6. De overwegingen omtrent het geschil.
Tussen partijen is niet in geschil, dat belanghebbende de door hem ter zake van zijn activiteiten als topsporter ontvangen baten heeft genoten als opbrengst van een zelfstandig door heb uitgeoefend beroep.
Gelet op de wijze waarop belanghebbende de baten heeft ontvangen en de hoegrootheid van de bedragen van de baten hebben partijen zich in hun vorenomschreven eenparig standpunt, naar 's hofs oordeel, niet gesteld op een juridisch onjuist uitgangspunt, zodat het hof hen zal volgen in dat standpunt.
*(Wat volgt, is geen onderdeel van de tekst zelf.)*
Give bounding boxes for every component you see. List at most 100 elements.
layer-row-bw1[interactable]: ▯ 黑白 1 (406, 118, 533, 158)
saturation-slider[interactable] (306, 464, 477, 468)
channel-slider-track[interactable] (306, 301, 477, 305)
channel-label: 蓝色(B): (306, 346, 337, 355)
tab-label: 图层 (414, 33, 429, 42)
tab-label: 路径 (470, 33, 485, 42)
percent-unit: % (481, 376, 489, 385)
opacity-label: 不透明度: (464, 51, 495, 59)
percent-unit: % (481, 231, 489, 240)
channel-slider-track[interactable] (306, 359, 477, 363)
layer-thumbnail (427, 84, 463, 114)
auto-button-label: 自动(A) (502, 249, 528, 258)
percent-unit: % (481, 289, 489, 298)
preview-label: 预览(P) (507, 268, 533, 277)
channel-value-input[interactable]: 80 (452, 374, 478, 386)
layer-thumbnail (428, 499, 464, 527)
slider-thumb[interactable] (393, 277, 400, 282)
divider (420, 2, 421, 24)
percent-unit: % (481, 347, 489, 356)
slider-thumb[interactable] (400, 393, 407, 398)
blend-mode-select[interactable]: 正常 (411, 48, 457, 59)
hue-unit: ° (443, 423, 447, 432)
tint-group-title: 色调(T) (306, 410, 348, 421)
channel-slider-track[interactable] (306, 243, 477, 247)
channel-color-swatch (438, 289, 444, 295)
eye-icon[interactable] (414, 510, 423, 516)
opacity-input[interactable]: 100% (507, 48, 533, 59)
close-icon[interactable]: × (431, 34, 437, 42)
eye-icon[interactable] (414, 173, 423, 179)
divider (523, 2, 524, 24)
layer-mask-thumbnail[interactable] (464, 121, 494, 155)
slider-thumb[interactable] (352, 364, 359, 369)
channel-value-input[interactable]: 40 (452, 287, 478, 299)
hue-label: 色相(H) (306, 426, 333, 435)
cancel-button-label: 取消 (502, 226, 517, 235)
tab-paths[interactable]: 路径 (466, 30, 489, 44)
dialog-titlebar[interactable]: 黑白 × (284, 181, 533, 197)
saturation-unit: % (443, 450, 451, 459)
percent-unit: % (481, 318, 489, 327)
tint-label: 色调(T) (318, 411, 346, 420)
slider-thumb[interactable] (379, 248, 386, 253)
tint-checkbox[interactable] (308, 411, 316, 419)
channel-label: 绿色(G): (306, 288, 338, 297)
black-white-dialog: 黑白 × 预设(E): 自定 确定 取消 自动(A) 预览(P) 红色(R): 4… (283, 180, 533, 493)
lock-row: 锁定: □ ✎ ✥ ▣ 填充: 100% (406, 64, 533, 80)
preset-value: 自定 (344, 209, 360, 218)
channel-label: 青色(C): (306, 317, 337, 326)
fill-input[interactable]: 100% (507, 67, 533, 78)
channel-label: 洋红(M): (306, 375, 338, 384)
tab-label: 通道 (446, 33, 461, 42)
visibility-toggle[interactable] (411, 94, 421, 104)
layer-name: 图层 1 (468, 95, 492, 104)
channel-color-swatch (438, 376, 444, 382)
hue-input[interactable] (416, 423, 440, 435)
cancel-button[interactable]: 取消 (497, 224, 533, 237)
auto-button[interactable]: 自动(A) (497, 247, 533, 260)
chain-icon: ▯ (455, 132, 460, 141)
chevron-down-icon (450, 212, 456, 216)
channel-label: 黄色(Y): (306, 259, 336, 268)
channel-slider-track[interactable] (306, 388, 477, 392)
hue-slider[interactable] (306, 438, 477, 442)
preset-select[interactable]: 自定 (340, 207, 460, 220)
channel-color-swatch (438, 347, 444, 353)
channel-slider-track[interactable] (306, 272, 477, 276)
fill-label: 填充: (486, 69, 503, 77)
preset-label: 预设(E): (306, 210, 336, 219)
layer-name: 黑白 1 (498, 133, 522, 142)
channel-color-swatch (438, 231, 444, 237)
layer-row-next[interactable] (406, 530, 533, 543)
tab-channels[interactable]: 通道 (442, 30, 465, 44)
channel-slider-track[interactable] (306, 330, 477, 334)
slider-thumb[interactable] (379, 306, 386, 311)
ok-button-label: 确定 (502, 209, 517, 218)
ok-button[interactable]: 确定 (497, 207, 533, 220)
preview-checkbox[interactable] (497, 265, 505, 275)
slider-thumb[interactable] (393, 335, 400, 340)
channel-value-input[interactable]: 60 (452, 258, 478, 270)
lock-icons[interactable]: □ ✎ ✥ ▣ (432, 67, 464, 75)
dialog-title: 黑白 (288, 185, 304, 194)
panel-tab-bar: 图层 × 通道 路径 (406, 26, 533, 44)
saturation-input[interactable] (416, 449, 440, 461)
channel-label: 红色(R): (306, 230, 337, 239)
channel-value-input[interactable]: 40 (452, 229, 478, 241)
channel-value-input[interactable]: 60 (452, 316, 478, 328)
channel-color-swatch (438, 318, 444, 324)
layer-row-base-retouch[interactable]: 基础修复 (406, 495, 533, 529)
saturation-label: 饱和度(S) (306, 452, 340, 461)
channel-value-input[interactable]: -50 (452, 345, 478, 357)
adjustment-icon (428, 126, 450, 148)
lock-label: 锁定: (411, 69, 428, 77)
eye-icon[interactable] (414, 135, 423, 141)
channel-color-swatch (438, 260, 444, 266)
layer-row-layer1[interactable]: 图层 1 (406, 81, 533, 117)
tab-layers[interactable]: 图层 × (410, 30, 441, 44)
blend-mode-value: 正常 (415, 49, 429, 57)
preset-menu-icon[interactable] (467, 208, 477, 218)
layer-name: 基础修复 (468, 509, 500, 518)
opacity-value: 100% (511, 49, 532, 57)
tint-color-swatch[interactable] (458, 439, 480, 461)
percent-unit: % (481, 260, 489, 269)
Mede gelet op het vrijwillige karakter van de door belanghebbende jegens zijn ouders aangegane verplichting op grond van de overeenkomst acht het hof aannemelijk, dat de relatie van belanghebbende als kind ten opzichte van zijn ouders bij het aangaan van die overeenkomst zozeer heeft geprevaleerd dat van de desbetreffende uitgaven niet kan worden gezegd dat deze door belanghebbende zijn gedaan met het oog op de zakelijke belangen van de onderneming, terwijl op die gronden mede niet gezegd kan worden, dat de daaruit voortvloeiende lasten zijn opgekomen in het milieu van de onderneming.
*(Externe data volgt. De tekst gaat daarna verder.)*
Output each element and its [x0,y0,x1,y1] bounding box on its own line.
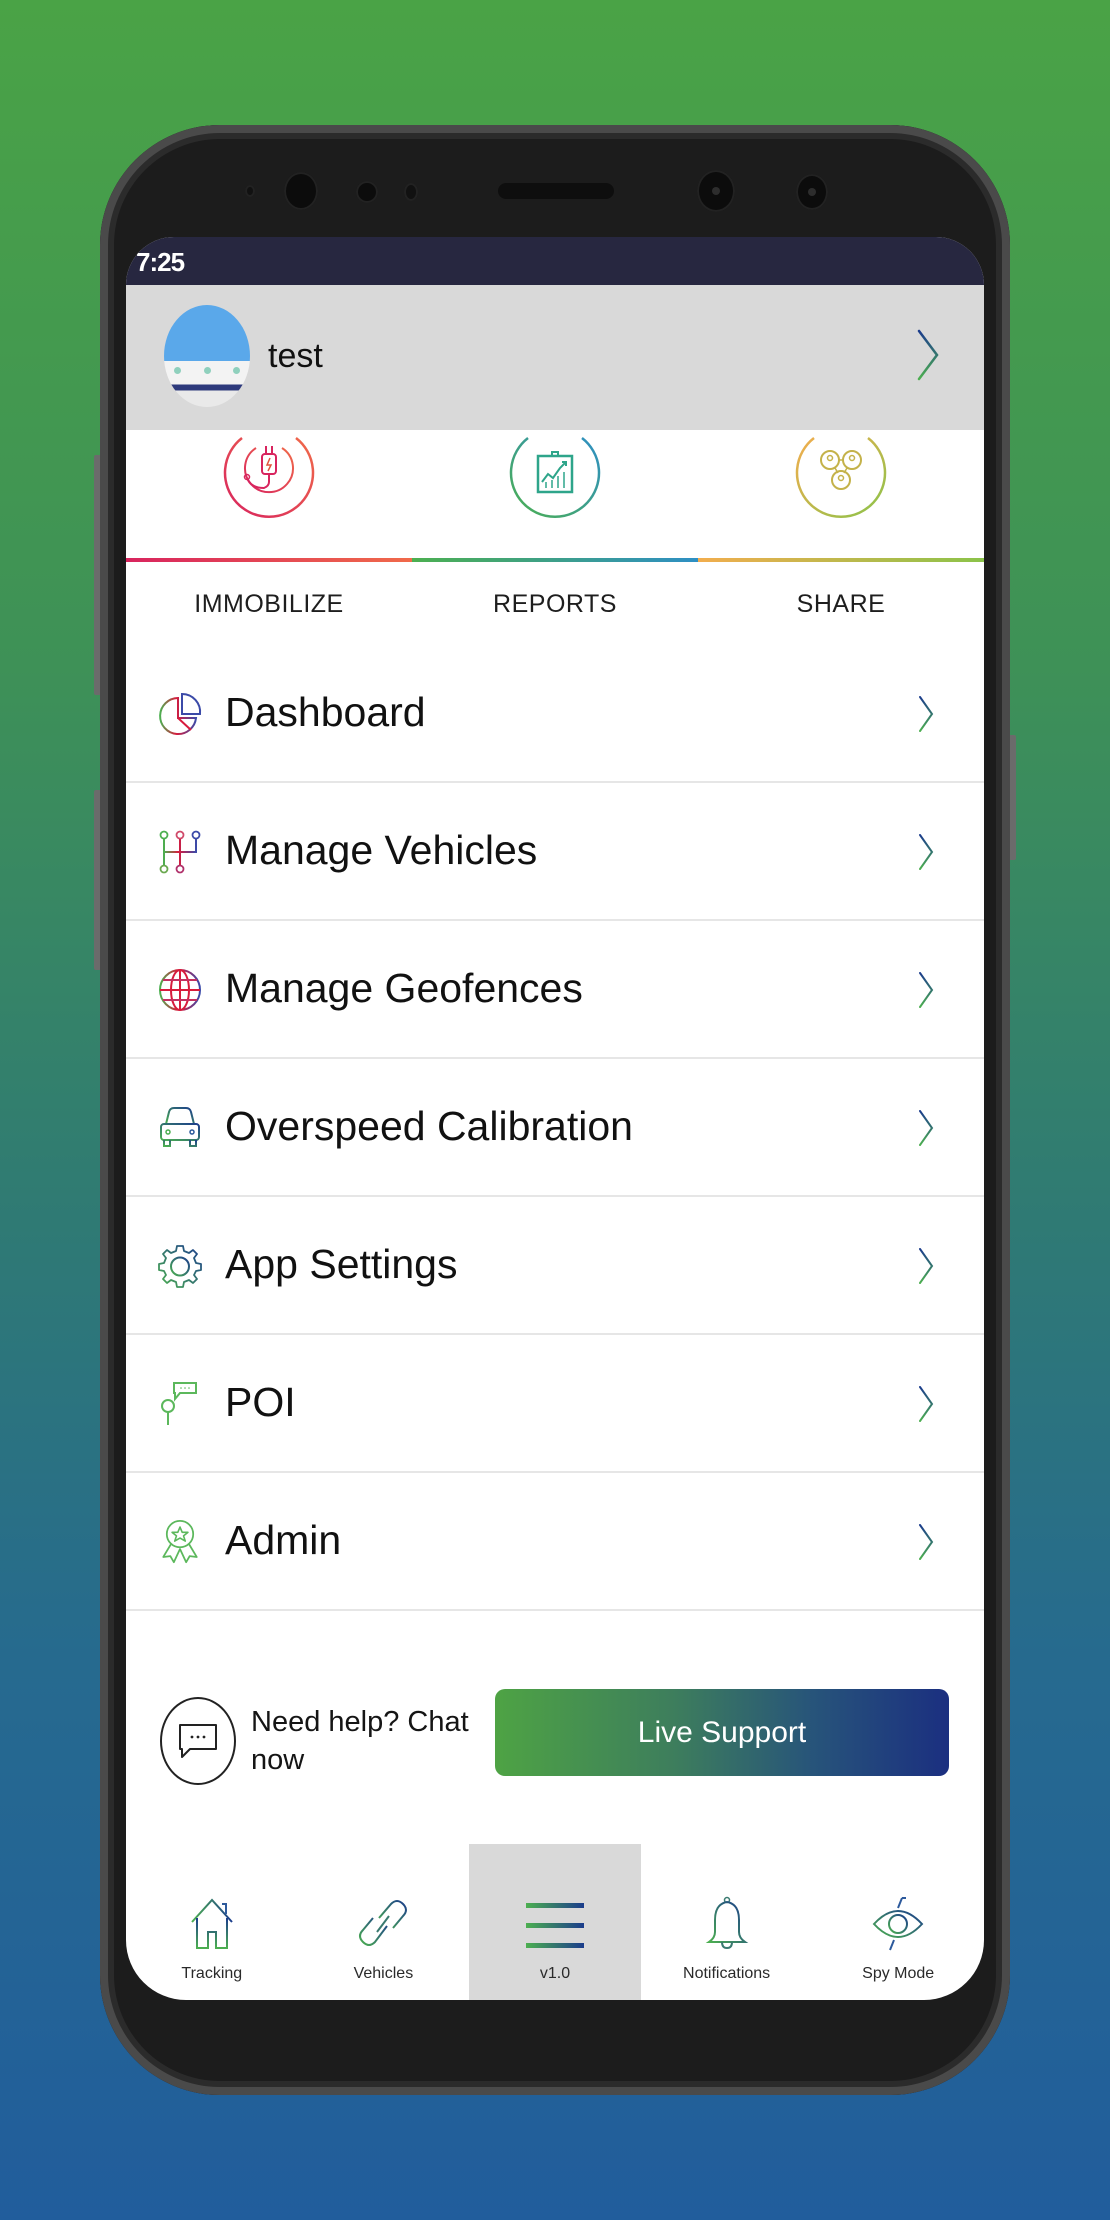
link-icon [359,1900,408,1946]
menu-item-dashboard[interactable]: Dashboard [126,645,984,783]
menu-item-label: Manage Geofences [225,965,583,1011]
quick-action-reports[interactable]: REPORTS [412,430,698,650]
nav-notifications[interactable]: Notifications [641,1844,813,2000]
menu-item-manage-vehicles[interactable]: Manage Vehicles [126,783,984,921]
iris-camera-icon [697,170,735,212]
award-icon [162,1520,198,1564]
chevron-right-icon [919,1386,934,1422]
share-underline [698,558,984,562]
chat-icon[interactable] [160,1697,236,1785]
nav-menu[interactable]: v1.0 [469,1844,641,2000]
menu-item-label: App Settings [225,1241,458,1287]
live-support-button[interactable]: Live Support [495,1689,949,1776]
eye-icon [872,1897,924,1951]
quick-action-share[interactable]: SHARE [698,430,984,650]
status-time: 7:25 [136,247,185,277]
nav-label: Vehicles [353,1965,414,1982]
share-people-icon [795,437,887,518]
quick-action-label: REPORTS [493,590,617,618]
nav-label: v1.0 [539,1965,571,1982]
menu-item-label: Admin [225,1517,342,1563]
sensor-dot [404,183,418,201]
nav-spy-mode[interactable]: Spy Mode [812,1844,984,2000]
avatar [164,305,250,407]
power-button[interactable] [1009,735,1016,860]
globe-icon [159,969,201,1011]
quick-action-immobilize[interactable]: IMMOBILIZE [126,430,412,650]
chevron-right-icon [919,1524,934,1560]
plug-icon [223,437,315,518]
menu-icon [525,1903,584,1948]
bottom-nav: Tracking Vehicles v1.0 Notifications Spy… [126,1844,984,2000]
front-camera-icon [284,172,318,210]
immobilize-underline [126,558,412,562]
chevron-right-icon [919,972,934,1008]
nav-label: Notifications [683,1965,771,1982]
chevron-right-icon [919,834,934,870]
menu-item-admin[interactable]: Admin [126,1473,984,1611]
menu-item-overspeed-calibration[interactable]: Overspeed Calibration [126,1059,984,1197]
nav-label: Tracking [181,1965,243,1982]
menu-item-label: Overspeed Calibration [225,1103,633,1149]
chevron-right-icon [919,1110,934,1146]
app-screen: 7:25 test IMMOBILIZE REPORTS SHARE Dashb… [126,237,984,2000]
nav-tracking[interactable]: Tracking [126,1844,298,2000]
chevron-right-icon [919,1248,934,1284]
menu-item-app-settings[interactable]: App Settings [126,1197,984,1335]
gear-shift-icon [159,830,201,874]
quick-action-label: SHARE [796,590,886,618]
quick-actions: IMMOBILIZE REPORTS SHARE [126,430,984,650]
chevron-right-icon [919,696,934,732]
home-icon [191,1898,233,1949]
gear-icon [158,1245,202,1288]
help-text: Need help? Chat now [251,1706,469,1776]
chart-board-icon [509,437,601,518]
nav-vehicles[interactable]: Vehicles [298,1844,470,2000]
car-icon [160,1107,200,1147]
profile-header[interactable]: test [126,285,984,430]
earpiece-speaker [498,183,614,199]
menu-item-poi[interactable]: POI [126,1335,984,1473]
profile-name: test [268,337,323,375]
quick-action-label: IMMOBILIZE [194,590,344,618]
pie-chart-icon [159,692,202,735]
iris-sensor-icon [796,174,828,210]
pin-chat-icon [161,1382,197,1425]
chevron-right-icon [917,329,939,381]
menu-item-label: POI [225,1379,296,1425]
status-bar: 7:25 [126,237,984,285]
help-section: Need help? Chat now Live Support [126,1689,984,1789]
nav-label: Spy Mode [862,1965,935,1982]
menu-item-label: Dashboard [225,689,426,735]
bell-icon [705,1896,748,1950]
menu-item-label: Manage Vehicles [225,827,538,873]
menu-item-manage-geofences[interactable]: Manage Geofences [126,921,984,1059]
proximity-sensor [245,185,255,197]
light-sensor [356,181,378,203]
reports-underline [412,558,698,562]
menu-list: Dashboard Manage Vehicles Manage Geofenc… [126,645,984,1611]
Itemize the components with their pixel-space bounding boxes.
Belanghebbende heeft als subsidiair standpunt nog aangevoerd, dat de onderwerpelijke kosten zouden zijn te beschouwen als buitengewone lasten.
Het hof kan belanghebbende in dat standpunt evenmin volgen.
Naar het bepaalde in artikel 46, lid 1, aanhef en letter c, van de Wet zijn buitengewone lasten onder meer de op de belastingplichtige drukkende uitgaven ter zake van de opleiding of studie voor een beroep van de belastingplichtige.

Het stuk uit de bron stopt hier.